Beberapa waktu yang lalu, saat saya pertama kali menulis konsep dari tulisan ini, hati saya sedang gembira luar biasa. Lantaran saat menuliskannya saya berada dalam keadaan yang tidak terlalu kenyang dan tidak merasakan lapar. Hal ini dikarenakan sebelumnya saya telah mengisi perut saya dengan semangkuk bubur campur.
Hal yang menurut saya sangat berkesan dari bubur campur yang telah saya santap sebagai menu sarapan di waktu itu adalah berkait dengan proses saya memperolehnya.
Awalnya, di depan sebuah gang masjid, saya melihat ada seorang ibu-ibu penjual bubur campur yang tengah menyiapkan pesanan untuk seorang pembeli yang berdiri di depannya. Tanpa saya sadari ternyata pembeli yang seorang bapak-bapak itu juga tengah memperhatikan saya.
Uniknya, bapak-bapak itu dengan sikap yang sangat sopan mempersilakan saya untuk memesan bubur terlebih dahulu, yakni dengan cara menjeda pesanannya. Saya rasa sikap bapak itu sungguh luar biasa, sebab ia rela disela pelayanannya. Ia menuturkan pada saya bahwa pesanannya itu sangat banyak sehingga ia pun khawatir saya akan mengantre terlalu lama akibat menunggu pesanannya yang tak kunjung selesai. Entah untuk siapa saja bubur itu ia pesan.
Saya sempat menolak tawaran dari bapak itu. Akan tetapi oleh karena beliau sedikit memaksa saya, maka saya pun tidak menyia-nyiakan niat baik beliau.
Saya pun memesan semangkuk bubur dari ibu itu.

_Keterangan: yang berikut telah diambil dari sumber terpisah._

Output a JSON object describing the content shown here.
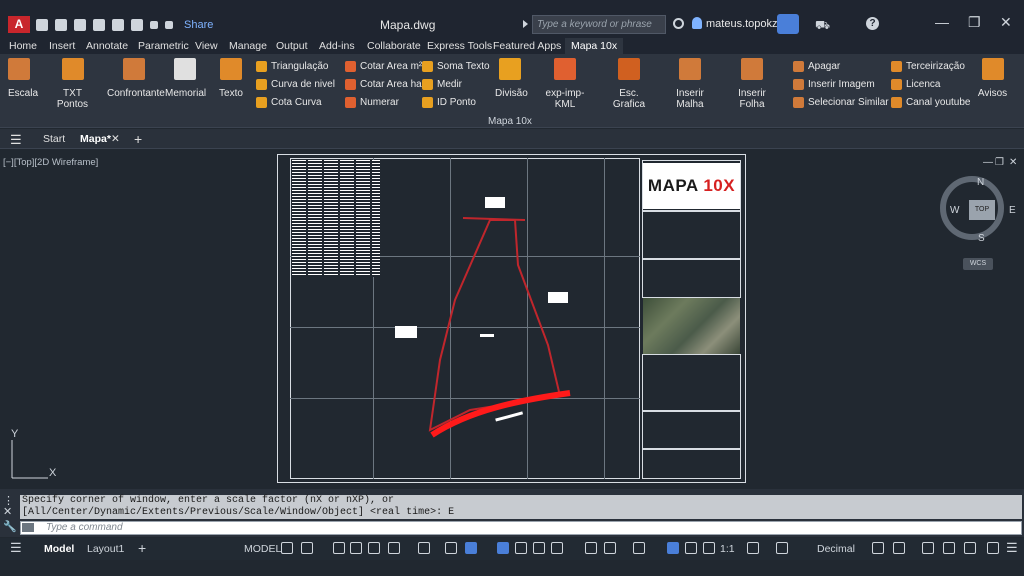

Si ibu itu balik bertanya kepada saya tentang paket yang hendak saya beli, apakah yang harganya Rp3.000 atau Rp5.000.
Saya yang pada waktu itu menduga paket itu hanyalah perkara porsi dan bukan komposisi bubur yang ada di dalamnya, maka saya pun memutuskan untuk memilih paket yang ekonomisnya saja, Rp3.000.
Begitu ibu itu selesai meracik hidangan dan menyerahkannya pada saya, saya pun mencoba untuk mulai menikmati suapan demi suapan bubur campur racikan ibu paruh baya itu. Saya rasakan rasanya pas. Tidak kurang tidak lebih. Tidak terlalu manis dan tidak terlalu tawar. Porsinya pun pas untuk mengisi perut saya yang lekas mulai terasa lapar.
Usai menikmati sajian dari ibu itu saya mengeluarkan uang lima ribuan untuk membayar sarapan bubur yang telah saya santap. Namun sungguh aneh, ibu itu ternyata menolak pembayaran uang dari saya dengan alasan sudah ada yang membayar sebelumnya.
Ibu penjual itu melirikkan pandangannya ke arah lelaki yang ada di hadapannya, sebagai isyarat bahwa dia lah orang yang telah mentraktir saya. Saya melihat lelaki paruh baya itu tampak tersenyum saja memandangi saya seraya berkata bahwa ia telah mentraktir saya.
Hanya ucapan banyak-banyak terima kasih yang dapat saya sampaikan kepadanya sambil mengiringkan doa agar kebaikan senantiasa mengalir atas kehidupannya dan seluruh keluarganya.
Bagi saya, pengalaman tersebut sungguh luar biasa, memperoleh traktiran bubur campur gratis dari orang yang tak pernah saya kenal sebelumnya. Saya yakin masih banyak sekali orang-orang budiman lain seperti bapak itu di dunia ini.